Leonard Michaels finds much reflections of “contemporary literature” in Berger’s work – “hilarious and serious at once,” when he writes:
Berger’s style, which is one of the great pleasures of the book, is something like S.J.Perelman’s – educated, complicated, graceful, silly, destructive in spirit, and brilliant – and it is also something like Mad Comics – densely, sensuously detailed, unpredictable, packed with gags. Beyond all this, it makes an impression of scholarship…
For Thomas McClanahan, the work poses a different challenge. Desperate ‘to look through the language for a plot,’ he declares that “The pretentious overwriting becomes trying… when the descriptions do nothing to advance the story.” As far as he is concerned, “Wren’s descriptive rambling [is] a futile attempt to save a lackluster book.” McClanahan is over-reacting, since a conscious post-modern credo is to lose itself in the labyrinth of language and is not critiquing the work within the canons of post-modernism.
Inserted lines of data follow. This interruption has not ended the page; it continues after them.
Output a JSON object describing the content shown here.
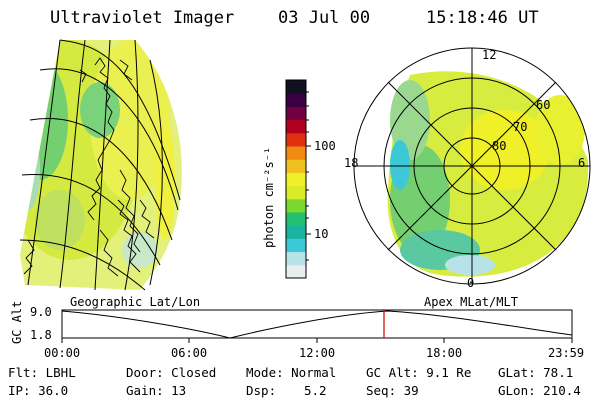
{
  "header": {
    "instrument": "Ultraviolet Imager",
    "date": "03 Jul 00",
    "time": "15:18:46 UT"
  },
  "colorbar": {
    "unit_label": "photon cm⁻²s⁻¹",
    "ticks": [
      "100",
      "10"
    ],
    "colors": [
      "#e8eef0",
      "#b7e3e8",
      "#3cc8d6",
      "#18b4a0",
      "#22c070",
      "#7ad830",
      "#d8ec28",
      "#f0f028",
      "#f0c020",
      "#f08a10",
      "#e03010",
      "#b00020",
      "#700040",
      "#380040",
      "#101020"
    ]
  },
  "left_panel": {
    "label": "Geographic Lat/Lon"
  },
  "right_panel": {
    "label": "Apex MLat/MLT",
    "lat_labels": [
      "80",
      "70",
      "60"
    ],
    "mlt_labels": [
      "12",
      "18",
      "6",
      "0"
    ]
  },
  "timeline": {
    "axis_label": "GC Alt",
    "y_ticks": [
      "9.0",
      "1.8"
    ],
    "x_ticks": [
      "00:00",
      "06:00",
      "12:00",
      "18:00",
      "23:59"
    ],
    "marker_color": "#cc0000"
  },
  "info": {
    "flt": "Flt: LBHL",
    "door": "Door: Closed",
    "mode": "Mode: Normal",
    "gcalt": "GC Alt: 9.1 Re",
    "glat": "GLat: 78.1",
    "ip": "IP: 36.0",
    "gain": "Gain: 13",
    "dsp_label": "Dsp:",
    "dsp_value": "5.2",
    "seq": "Seq: 39",
    "glon": "GLon: 210.4"
  }
}
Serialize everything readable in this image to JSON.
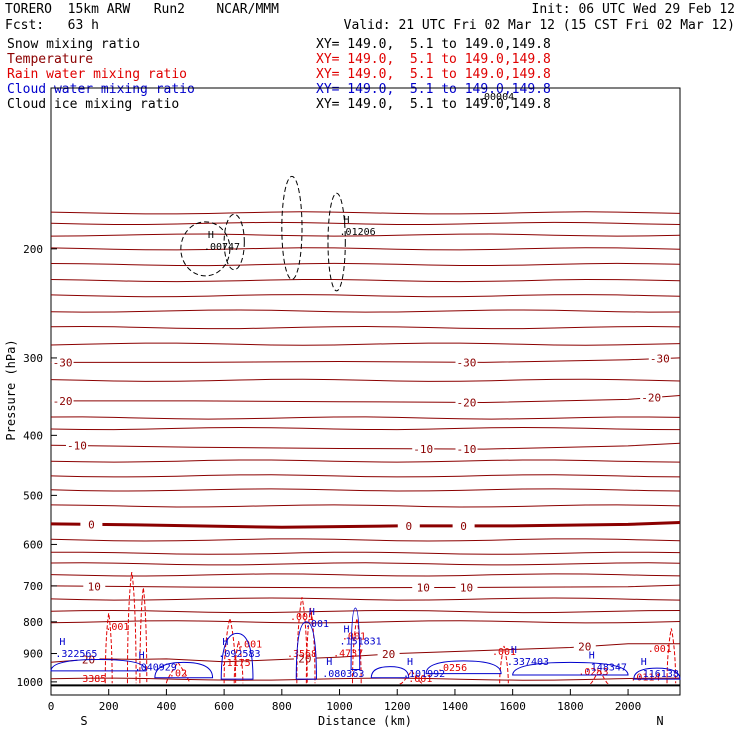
{
  "header": {
    "model": "TORERO  15km ARW   Run2    NCAR/MMM",
    "init": "Init: 06 UTC Wed 29 Feb 12",
    "fcst": "Fcst:   63 h",
    "valid": "Valid: 21 UTC Fri 02 Mar 12 (15 CST Fri 02 Mar 12)"
  },
  "fields": [
    {
      "name": "Snow mixing ratio",
      "xy": "XY= 149.0,  5.1 to 149.0,149.8",
      "color": "#000000"
    },
    {
      "name": "Temperature",
      "xy": "XY= 149.0,  5.1 to 149.0,149.8",
      "color": "#8b0000"
    },
    {
      "name": "Rain water mixing ratio",
      "xy": "XY= 149.0,  5.1 to 149.0,149.8",
      "color": "#e00000"
    },
    {
      "name": "Cloud water mixing ratio",
      "xy": "XY= 149.0,  5.1 to 149.0,149.8",
      "color": "#0000cc"
    },
    {
      "name": "Cloud ice mixing ratio",
      "xy": "XY= 149.0,  5.1 to 149.0,149.8",
      "color": "#000000"
    }
  ],
  "colors": {
    "temperature": "#8b0000",
    "rain": "#e00000",
    "cloud_water": "#0000cc",
    "ice": "#000000"
  },
  "chart_data": {
    "type": "contour",
    "xlabel": "Distance (km)",
    "ylabel": "Pressure (hPa)",
    "x_ticks": [
      0,
      200,
      400,
      600,
      800,
      1000,
      1200,
      1400,
      1600,
      1800,
      2000
    ],
    "y_ticks": [
      200,
      300,
      400,
      500,
      600,
      700,
      800,
      900,
      1000
    ],
    "xlim": [
      0,
      2180
    ],
    "ylim": [
      1050,
      110
    ],
    "y_scale": "log",
    "end_labels": {
      "left": "S",
      "right": "N"
    },
    "ice_extra_label": ".00004",
    "temperature_contours": [
      {
        "label": "-30",
        "label_x": [
          40,
          1440,
          2110
        ],
        "points": [
          [
            0,
            305
          ],
          [
            500,
            305
          ],
          [
            1000,
            304
          ],
          [
            1500,
            305
          ],
          [
            2000,
            302
          ],
          [
            2180,
            300
          ]
        ]
      },
      {
        "label": "-20",
        "label_x": [
          40,
          1440,
          2080
        ],
        "points": [
          [
            0,
            352
          ],
          [
            500,
            352
          ],
          [
            1000,
            353
          ],
          [
            1500,
            354
          ],
          [
            2000,
            350
          ],
          [
            2180,
            345
          ]
        ]
      },
      {
        "label": "-10",
        "label_x": [
          90,
          1290,
          1440
        ],
        "points": [
          [
            0,
            415
          ],
          [
            500,
            418
          ],
          [
            1000,
            420
          ],
          [
            1500,
            421
          ],
          [
            2000,
            416
          ],
          [
            2180,
            412
          ]
        ]
      },
      {
        "label": "0",
        "label_x": [
          140,
          1240,
          1430
        ],
        "points": [
          [
            0,
            556
          ],
          [
            300,
            558
          ],
          [
            800,
            563
          ],
          [
            1200,
            560
          ],
          [
            1600,
            560
          ],
          [
            2000,
            557
          ],
          [
            2180,
            553
          ]
        ],
        "bold": true
      },
      {
        "label": "10",
        "label_x": [
          150,
          1290,
          1440
        ],
        "points": [
          [
            0,
            700
          ],
          [
            500,
            703
          ],
          [
            1000,
            705
          ],
          [
            1500,
            704
          ],
          [
            2000,
            702
          ],
          [
            2180,
            698
          ]
        ]
      },
      {
        "label": "20",
        "label_x": [
          130,
          880,
          1170,
          1850
        ],
        "points": [
          [
            0,
            930
          ],
          [
            150,
            918
          ],
          [
            300,
            920
          ],
          [
            400,
            918
          ],
          [
            600,
            928
          ],
          [
            850,
            918
          ],
          [
            1000,
            912
          ],
          [
            1200,
            900
          ],
          [
            1500,
            890
          ],
          [
            1800,
            880
          ],
          [
            2000,
            868
          ],
          [
            2180,
            868
          ]
        ]
      }
    ],
    "temperature_unlabeled_levels": [
      175,
      182,
      190,
      200,
      212,
      225,
      238,
      252,
      268,
      285,
      326,
      375,
      390,
      440,
      465,
      490,
      520,
      590,
      620,
      645,
      672,
      735,
      770,
      800,
      990
    ],
    "rain_labels": [
      {
        "text": ".001",
        "x": 230,
        "p": 825
      },
      {
        "text": ".001",
        "x": 690,
        "p": 880
      },
      {
        "text": ".001",
        "x": 870,
        "p": 795
      },
      {
        "text": ".001",
        "x": 1050,
        "p": 855
      },
      {
        "text": ".001",
        "x": 1570,
        "p": 905
      },
      {
        "text": ".001",
        "x": 2110,
        "p": 895
      },
      {
        "text": ".001",
        "x": 1280,
        "p": 1000
      },
      {
        "text": ".02",
        "x": 440,
        "p": 980
      },
      {
        "text": ".0256",
        "x": 1390,
        "p": 960
      },
      {
        "text": ".0253",
        "x": 1880,
        "p": 975
      },
      {
        "text": ".1175",
        "x": 640,
        "p": 942
      },
      {
        "text": ".3568",
        "x": 870,
        "p": 912
      },
      {
        "text": ".4737",
        "x": 1030,
        "p": 910
      },
      {
        "text": "3385",
        "x": 150,
        "p": 1000
      },
      {
        "text": ".0114",
        "x": 2060,
        "p": 995
      }
    ],
    "cloud_maxima": [
      {
        "text": ".322565",
        "x": 15,
        "p": 912
      },
      {
        "text": ".040929",
        "x": 290,
        "p": 958
      },
      {
        "text": ".092583",
        "x": 580,
        "p": 912
      },
      {
        "text": ".080363",
        "x": 940,
        "p": 982
      },
      {
        "text": ".151831",
        "x": 1000,
        "p": 870
      },
      {
        "text": ".001",
        "x": 880,
        "p": 815
      },
      {
        "text": ".101992",
        "x": 1220,
        "p": 982
      },
      {
        "text": ".337403",
        "x": 1580,
        "p": 940
      },
      {
        "text": ".148347",
        "x": 1850,
        "p": 958
      },
      {
        "text": ".116138",
        "x": 2030,
        "p": 982
      }
    ],
    "ice_maxima": [
      {
        "text": ".00747",
        "x": 530,
        "p": 201
      },
      {
        "text": ".01206",
        "x": 1000,
        "p": 190
      }
    ]
  }
}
If one accepts that WITV, like Berger’s other works, is an assay at deconstructing the banality of day today human experience and reconstruct the worldly chaos into a meaningful struggle. Berger does adhere to the idea of societal meliorism. He does not try to vindicate the brutality and violence present around us either. For Berger, existence is inevitable, to be gone through whether it is painful or coke-induced happiness. As Reinhart, the protagonist of the eponymous tetralogy declares: “I’m not here to bury life, but to recognize it…” (Reinhart in Love, p.132). And Berger’s approach is to recognize it through the greatest human invention of all – language. As he once described, he is “essentially a voyeur of copulating words.”
To conclude, if the novel is written in an “arch, allusive and rhetorically exhibitionistic style: loquacious, periphrastic, euphuistic”, and does not take itself seriously… therein lies the raison d’etre of this detective parody. It is at once a worthy inheritor of the title “a truly post-modern novel”, whose primary aim is to use the last resort of human sanity – language - to construct a mouse-trap out of conceit, as Friedrich Dürrenmatt described the essential function of comedy, and draw its unsuspecting reader to a lethal dose of literary voyeurism even while delighting and entertaining them; it is also a worthy successor to the children of its creator’s forbear – Hammett, Chandler and Macdonald. And if that does not suffice to authenticate the work’s place in the halls of literary fame, consider the sweep of its touch – Jean Racine, Goethe, Ruskin, Proust and Elias Canetti at one end and, Mad Comics and Charlie Chaplin at the other end.
1 comment:
I am Chap. Just read your Teddy Villanova bit here, Krishna. Nice points. I love Berger, and am reading Nowhere at the moment. Also a big Barth fan. My blog is hardly so literate. Mainly jazz stories. I came across your blog because I am in the middle of writing a novel myself, and one of my characters is named Teddy Villanova. Cheers.